Why are you considering a Group Health Insurance Option?
Attract employees: Is attracting talent to your business important to you?
Retain employees: How much is your turnover cost?
Increase employee productivity: How effective are healthy employees?
Would you like a more customized health plan option? How about setting a budget that works for both you and your employees? Would you like to take advantage of the tax benefits?
A Group Health Insurance Plan that is tailored to your needs can provide innovative solutions that will address the gaps in your current health plan and provide you and your employees with options that will protect their health, their income, and their families.
In a small business health benefits survey,* a majority of small business owners reported several positive effects of offering health insurance for their employees:
- 78% said it increased loyalty and decreased turnover.
- 75% said it helped employee recruitment.
- 64% said it increased productivity by keeping employees healthy.
- 62% said that employees demanded or expected health insurance.
- 58% said it reduced absenteeism by keeping employees healthy.
On the flip side, only 25 % of employers who did not offer health benefits responded that they thought not offering health insurance had no impact on their business.*Source: Blue Cross and Blue Shield Association Analysis of 2002 Small Employer Health Benefits Survey, sponsored by the Blue Cross and Blue Shield Association (BCBSA), the Employee Benefit Research Institute (EBRI), and the Consumer Health Education Council (CHEC).
Is Group Insurance right for my business?
Small employer groups are defined as having between 2 and 50 employees for 50% to 80% of work days during the preceding year.

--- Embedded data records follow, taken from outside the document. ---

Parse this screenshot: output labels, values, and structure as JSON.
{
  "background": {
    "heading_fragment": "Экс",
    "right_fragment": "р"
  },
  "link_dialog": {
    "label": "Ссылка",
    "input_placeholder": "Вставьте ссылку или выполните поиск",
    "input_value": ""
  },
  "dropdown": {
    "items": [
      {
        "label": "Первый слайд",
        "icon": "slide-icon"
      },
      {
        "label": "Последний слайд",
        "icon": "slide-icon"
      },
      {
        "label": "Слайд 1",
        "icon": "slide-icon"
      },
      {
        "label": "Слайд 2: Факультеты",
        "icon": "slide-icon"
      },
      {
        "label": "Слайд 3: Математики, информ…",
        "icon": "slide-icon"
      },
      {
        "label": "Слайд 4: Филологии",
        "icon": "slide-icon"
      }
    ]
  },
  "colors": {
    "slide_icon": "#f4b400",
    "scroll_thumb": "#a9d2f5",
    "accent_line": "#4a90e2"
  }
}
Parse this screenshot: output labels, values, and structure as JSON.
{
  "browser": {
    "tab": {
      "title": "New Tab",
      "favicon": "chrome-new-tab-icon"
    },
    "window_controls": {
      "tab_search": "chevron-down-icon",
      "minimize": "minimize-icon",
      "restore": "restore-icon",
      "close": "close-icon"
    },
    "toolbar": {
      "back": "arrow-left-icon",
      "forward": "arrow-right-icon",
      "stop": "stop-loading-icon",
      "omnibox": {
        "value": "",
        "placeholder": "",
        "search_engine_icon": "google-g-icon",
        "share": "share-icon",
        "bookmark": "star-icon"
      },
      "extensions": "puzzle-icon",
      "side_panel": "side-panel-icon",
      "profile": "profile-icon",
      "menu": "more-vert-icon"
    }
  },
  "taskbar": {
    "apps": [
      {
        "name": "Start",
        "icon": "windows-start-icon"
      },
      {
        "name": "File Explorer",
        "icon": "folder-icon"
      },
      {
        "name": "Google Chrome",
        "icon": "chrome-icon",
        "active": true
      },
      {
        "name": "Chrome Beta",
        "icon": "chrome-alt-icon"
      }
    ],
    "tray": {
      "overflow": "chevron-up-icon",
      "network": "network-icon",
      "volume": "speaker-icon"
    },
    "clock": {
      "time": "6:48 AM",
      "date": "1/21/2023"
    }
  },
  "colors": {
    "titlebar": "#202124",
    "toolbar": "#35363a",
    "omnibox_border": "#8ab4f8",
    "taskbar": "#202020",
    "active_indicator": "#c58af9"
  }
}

The percentage varies by state. Further, eligible employees are defined by the ACA as working 30 or more hours a week and excludes part-time and seasonal employees. A maximum waiting period of 90 days was established for new employees to become eligible for coverage and guidelines were set for insurers when establishing new and renewal rates. Federal law further requires all plans sold to groups of 2 to 50 must be guaranteed issue, meaning groups cannot be turned down based health status. However, these small employers may be ineligible for coverage based on lack of employer contribution or lack of employee participation.

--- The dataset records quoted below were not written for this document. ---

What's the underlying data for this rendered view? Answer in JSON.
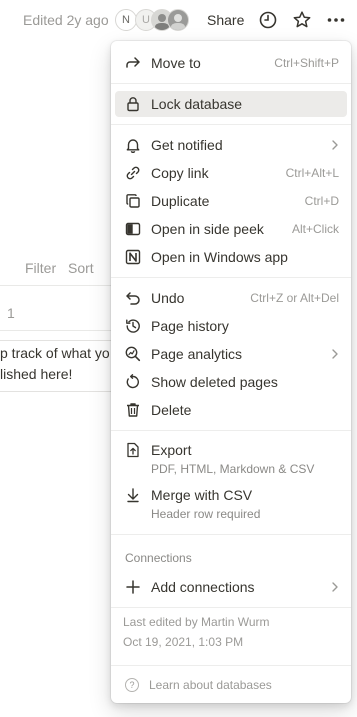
{
  "topbar": {
    "edited": "Edited 2y ago",
    "avatar_initials": [
      "N",
      "U"
    ],
    "share_label": "Share",
    "icons": [
      "clock-icon",
      "star-icon",
      "more-icon"
    ]
  },
  "background": {
    "filter_label": "Filter",
    "sort_label": "Sort",
    "row_number": "1",
    "card_text_line1": "p track of what yo",
    "card_text_line2": "lished here!"
  },
  "menu": {
    "move_to": {
      "label": "Move to",
      "shortcut": "Ctrl+Shift+P"
    },
    "lock_database": {
      "label": "Lock database"
    },
    "get_notified": {
      "label": "Get notified"
    },
    "copy_link": {
      "label": "Copy link",
      "shortcut": "Ctrl+Alt+L"
    },
    "duplicate": {
      "label": "Duplicate",
      "shortcut": "Ctrl+D"
    },
    "open_side_peek": {
      "label": "Open in side peek",
      "shortcut": "Alt+Click"
    },
    "open_windows_app": {
      "label": "Open in Windows app"
    },
    "undo": {
      "label": "Undo",
      "shortcut": "Ctrl+Z or Alt+Del"
    },
    "page_history": {
      "label": "Page history"
    },
    "page_analytics": {
      "label": "Page analytics"
    },
    "show_deleted": {
      "label": "Show deleted pages"
    },
    "delete": {
      "label": "Delete"
    },
    "export": {
      "label": "Export",
      "sub": "PDF, HTML, Markdown & CSV"
    },
    "merge_csv": {
      "label": "Merge with CSV",
      "sub": "Header row required"
    },
    "connections_heading": "Connections",
    "add_connections": {
      "label": "Add connections"
    },
    "last_edited_by": "Last edited by Martin Wurm",
    "last_edited_date": "Oct 19, 2021, 1:03 PM",
    "learn_link": "Learn about databases",
    "highlight_color": "#ecebe9"
  }
}
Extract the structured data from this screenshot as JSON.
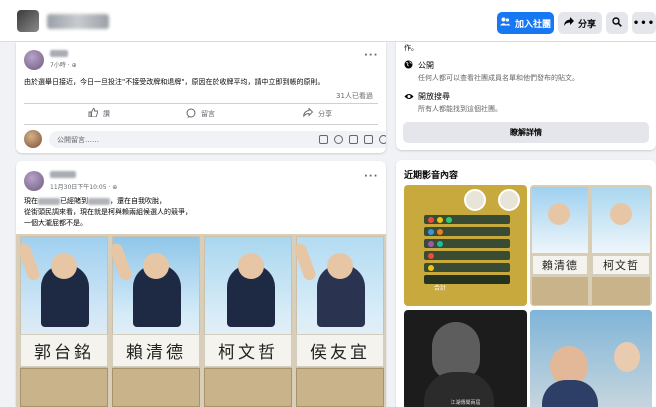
{
  "header": {
    "join_label": "加入社團",
    "share_label": "分享"
  },
  "post1": {
    "time": "7小時",
    "text_line": "由於選舉日接近，今日一旦投注\"不接受改牌和退牌\"，原因在於收牌平均，請中立即到帳的原則。",
    "seen_count": "31人已看過",
    "like_label": "讚",
    "comment_label": "留言",
    "share_label": "分享",
    "comment_placeholder": "公開留言……"
  },
  "post2": {
    "time": "11月30日下午10:05",
    "line1_before": "現在",
    "line1_mid": "已經賭到",
    "line1_after": "，還在自我吹脫，",
    "line2": "從街頭民調來看，現在就是柯與賴兩組候選人的競爭，",
    "line3": "一個大瀧屁都不是。",
    "candidate_names": [
      "郭台銘",
      "賴清德",
      "柯文哲",
      "侯友宜"
    ]
  },
  "about": {
    "top_text": "作。",
    "public_title": "公開",
    "public_desc": "任何人都可以查看社團成員名單和他們發布的貼文。",
    "searchable_title": "開放搜尋",
    "searchable_desc": "所有人都能找到這個社團。",
    "learn_more_label": "瞭解詳情"
  },
  "media": {
    "title": "近期影音內容",
    "thumb1_label": "合計",
    "thumb2_names": [
      "賴清德",
      "柯文哲"
    ],
    "thumb3_caption": "江湖傳聞兩屆"
  },
  "colors": {
    "accent": "#1877f2",
    "background": "#f0f2f5",
    "muted_text": "#65676b"
  },
  "icons": [
    "group-add-icon",
    "share-arrow-icon",
    "search-icon",
    "more-icon",
    "like-icon",
    "comment-icon",
    "share-icon",
    "globe-icon",
    "eye-icon"
  ]
}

Employees can enroll in a group’s plan only in certain situations. When a plan is newly offered by the employer, or if they are a new hire of the company and completed their initial waiting period. Employees also have an annual Open Enrollment Period allowing all eligible employees to join the plan, and, in certain situations, the employer may grant a Special Enrollment exception based on certain work or life events.

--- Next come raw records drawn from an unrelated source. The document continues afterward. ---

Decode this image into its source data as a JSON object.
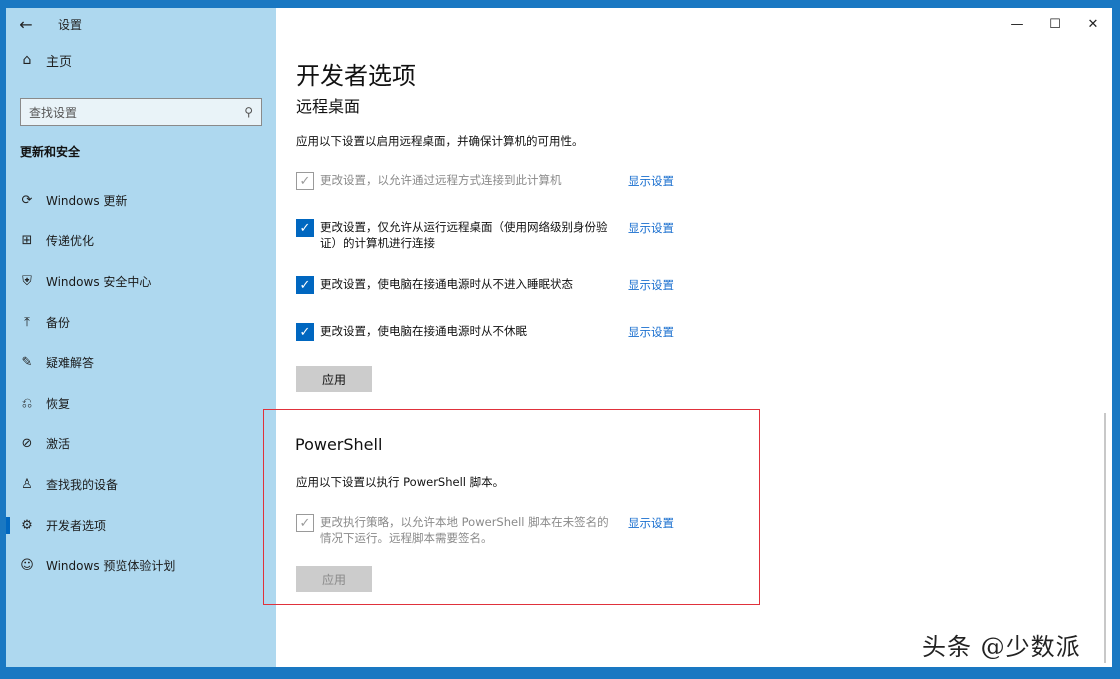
{
  "window": {
    "app_title": "设置",
    "back_icon": "back-arrow-icon",
    "minimize_glyph": "—",
    "maximize_glyph": "☐",
    "close_glyph": "✕"
  },
  "sidebar": {
    "home_label": "主页",
    "search_placeholder": "查找设置",
    "section_label": "更新和安全",
    "items": [
      {
        "label": "Windows 更新",
        "icon": "refresh-icon",
        "glyph": "⟳"
      },
      {
        "label": "传递优化",
        "icon": "delivery-icon",
        "glyph": "⊞"
      },
      {
        "label": "Windows 安全中心",
        "icon": "shield-icon",
        "glyph": "⛨"
      },
      {
        "label": "备份",
        "icon": "backup-icon",
        "glyph": "⤒"
      },
      {
        "label": "疑难解答",
        "icon": "wrench-icon",
        "glyph": "✎"
      },
      {
        "label": "恢复",
        "icon": "recovery-icon",
        "glyph": "⎌"
      },
      {
        "label": "激活",
        "icon": "activation-icon",
        "glyph": "⊘"
      },
      {
        "label": "查找我的设备",
        "icon": "person-icon",
        "glyph": "♙"
      },
      {
        "label": "开发者选项",
        "icon": "developer-icon",
        "glyph": "⚙"
      },
      {
        "label": "Windows 预览体验计划",
        "icon": "insider-icon",
        "glyph": "☺"
      }
    ],
    "active_index": 8
  },
  "main": {
    "page_title": "开发者选项",
    "remote": {
      "title": "远程桌面",
      "description": "应用以下设置以启用远程桌面，并确保计算机的可用性。",
      "options": [
        {
          "text": "更改设置，以允许通过远程方式连接到此计算机",
          "checked": true,
          "disabled": true,
          "link": "显示设置"
        },
        {
          "text": "更改设置，仅允许从运行远程桌面（使用网络级别身份验证）的计算机进行连接",
          "checked": true,
          "disabled": false,
          "link": "显示设置"
        },
        {
          "text": "更改设置，使电脑在接通电源时从不进入睡眠状态",
          "checked": true,
          "disabled": false,
          "link": "显示设置"
        },
        {
          "text": "更改设置，使电脑在接通电源时从不休眠",
          "checked": true,
          "disabled": false,
          "link": "显示设置"
        }
      ],
      "apply_label": "应用"
    },
    "powershell": {
      "title": "PowerShell",
      "description": "应用以下设置以执行 PowerShell 脚本。",
      "option": {
        "text": "更改执行策略，以允许本地 PowerShell 脚本在未签名的情况下运行。远程脚本需要签名。",
        "checked": true,
        "disabled": true,
        "link": "显示设置"
      },
      "apply_label": "应用"
    }
  },
  "watermark": "头条 @少数派",
  "colors": {
    "accent": "#0067c0",
    "sidebar_bg": "#aed8ef",
    "highlight": "#e0313b",
    "link": "#1a6fcf"
  }
}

Group medical coverage is a single policy issued to a group (typically a business with employees, although there are other kinds of groups that can get coverage) that covers all eligible employees and sometimes their dependents. Individual medical coverage, on the other hand, is a single policy issued to a single person or family.
The are different rules for group coverage versus individual coverage, the insurer’s risk is calculated differently. Individual coverage has historically based its premium rates (or denied coverage) on the medical history of the person or family being insured. (The Affordable Care Act brought important changes to the individual market, including eliminating the ability of insurers to deny coverage based on preexisting conditions.) For small businesses, the insurer determines a premium price based on risk factors balanced over the entire group, using general information on members of the group, such as age or gender. Insurers are required by law to offer coverage to small groups.
Under federal law, small employers are guaranteed group coverage should they choose to purchase it, regardless of the employees’ health status. A “small employer” is defined as a business with 2 to 50 full-time employees. Owners are generally counted as employees, so sole proprietorships with one employee usually fall into this category, as do partnerships without any employees (by definition partnerships have two or more partners). Some states define the self-employed as “groups of one” and require insurers to guarantee issue them coverage in the small group market. (https://healthcoverageguide.org/part-one/group-coverage-basics/)
If as an employer you offer group health coverage to any full-time employees, you must offer coverage to all full-time employees. An employer has the option to offer coverage to part-time employees (defined as those working fewer than 30 hours per week). If an employer offers coverage to any part-time employees, all of them must be offered coverage.
These rules apply regardless of the medical condition of the employees. Any dependents of eligible employees are generally eligible for coverage under a group plan. Dependents include spouses, children, and in some cases, unmarried domestic partners. Dependents cannot enroll for coverage unless the employee has enrolled. Group insurance plans are required to extend coverage to adult dependents through age 26, according to the Affordable Care Act.
Employers can choose to pay the full premium or just pay a portion. The Affordable Care Act offers small businesses tax credits to help offset the cost of insurance. To qualify for a tax credit of up to 50% of premium expenses for any two years, small business owners must pay at least half of employees’ healthcare premiums and have fewer than 25 full-time-equivalent employees who earn an average of $50,000 or less per year.